- Kategori
- Siyaset
Ömer Bey’in adaleti… Eş durumunda yeni perde

Eş durumu atamalarında yeni perde açıldı. Görünen o ki, devletin “özel” memurları için “güzel” bir çalışma yapılacak ve konu bu şekilde kapatılacak. “Yukarıdan” gelen baskı sonlanacak ve “çimenler” fillerin ayağında yine helak olacak.
Böyle iş olmaz sayın bakan! Kıyameti koparır sonra, biri yerken ona acıyla bakan. Adınıza yakışın sadece “adil” olun. Yeterince hukuksuzluk var zaten ortada; bari bu noktada “Hakk’ın sözünde” durun! Sadece asker eşleri değil çocuğu olan ve sadece hakim eşleri değil helalinden ayrı kalan! 3-5 çocuktan bahsederken, yalnızca onlara mı yıktı yükü sayın başbakan? Eşi “özel” olmayana hak mıdır bu yapılan?
Her tarafı haksızlık, her tarafı hukuksuzluk olur bu uygulamanın. Şu acımasız “yeni yapılanma” uykusundan uyanın ve insani duyguların kılavuzluğunda bir şeyler yapın. Tamam yine de yapılanın, “evrensel standartlar ışığında” güzel bir şeyler yapın ama böyle olaylarla isim bırakmayın.
Farkında mısınız sizinle her şey değişti (!) Eğitim sistemi, kafayı yedi, delirdi. “afilli” isimli projelerimiz oldu, her tarafımız “çağdaş” yaklaşımlarla doldu (!) Ama neylersiniz ki çare olmadı; tam aksine ülkeye sıkıntı yüklü geniş zamanlar kaldı.
Size bir öneri: Zorunlu hizmet bölgelerinde öğretmen tutmanın yolu böyle dayatmalardan geçmez. O işin yolu basit; öğretmeni orada tutmak için, o bölgede çalışanlara “her anlamda” daha iyi olanaklar sağlarsınız “mecbur kalmadıkça” kimse bir yere gitmez. Böylece hem sizin kafanız ağrımaz, hem de eğitim ortamı yara almaz. Sizin “kasmanıza” gerek kalmaz, “zor” bölgeler katiyen boş kalmaz!
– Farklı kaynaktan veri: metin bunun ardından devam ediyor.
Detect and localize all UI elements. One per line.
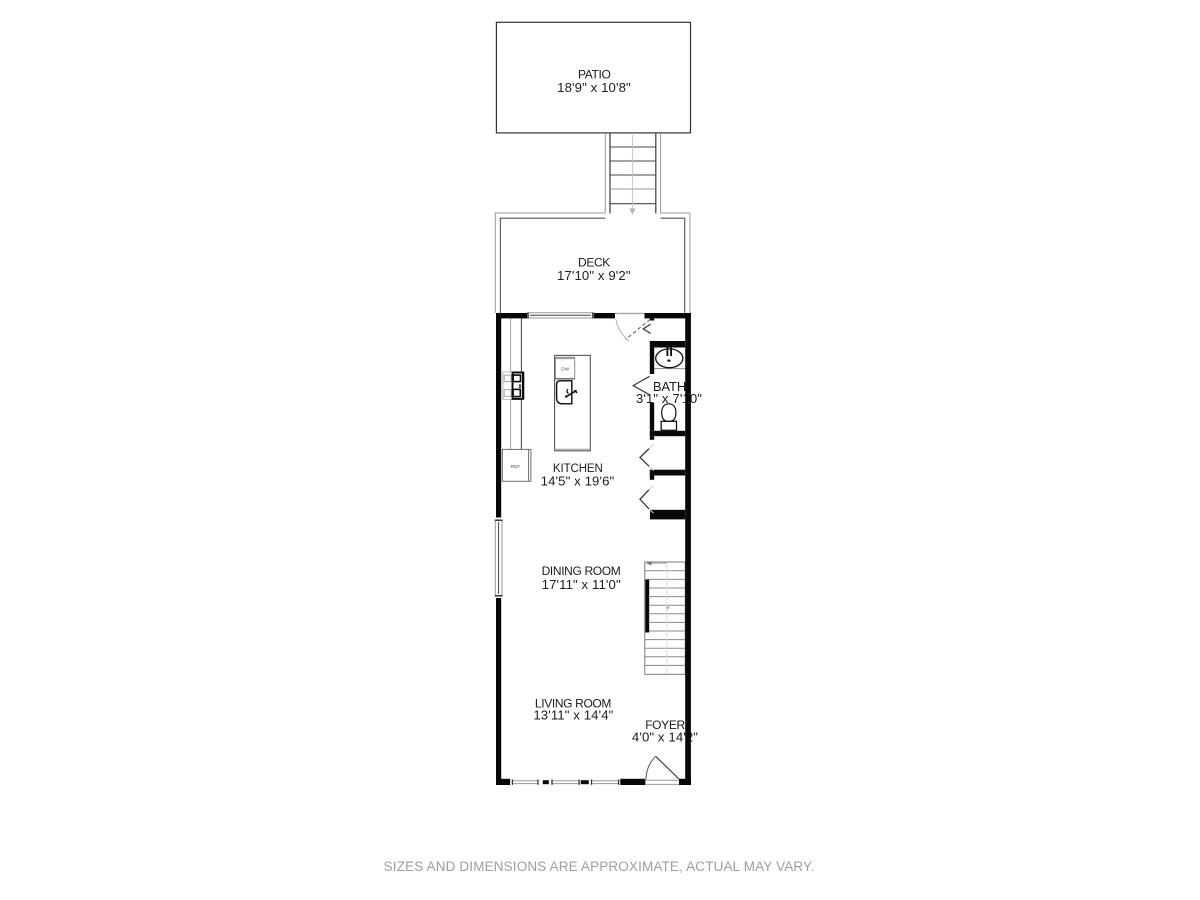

Bu haliyle, İyi bölgelerde çalışmayı elbette herkes ister; ailesi var insanların ve çocukları; herkes evladını daha iyi koşullarda büyütmek ister.
Şimdi açıkça cevap verin: Bu şartlarda kim eşini Şemdinli’ye göndermek ister? Öyle yerlere “yüksek” tanıdıkları olanlar da mı gider? Yoksa bir büyük onayla “büyükler” utanmadan hak mı yer, “büyük” tanıdığı olan çaktırmadan rahat yere mi döner? Ve son olarak; bu sorulara tüm detaylarıyla cevap veren bir bakanla, bu kötü yazar, ölüme bile gider.
Sesinizi duyar gibiyim: “O bölgelerdeki yavrularımız öğretmensiz mi kalsın?” diyeceksiniz, millet sizi “şirin ve hak savunan” biri gibi bilsin isteyeceksiniz. Ama biz, öğretmenlerimizin sizden daha fazla o çocuklarımızı düşündüklerinin bilincindeyiz! Zaten sizin bu sorunuzun ve gerekçenizin cevabını yukarıda verdim; bence inat etmeyin, incitmekten vazgeçin.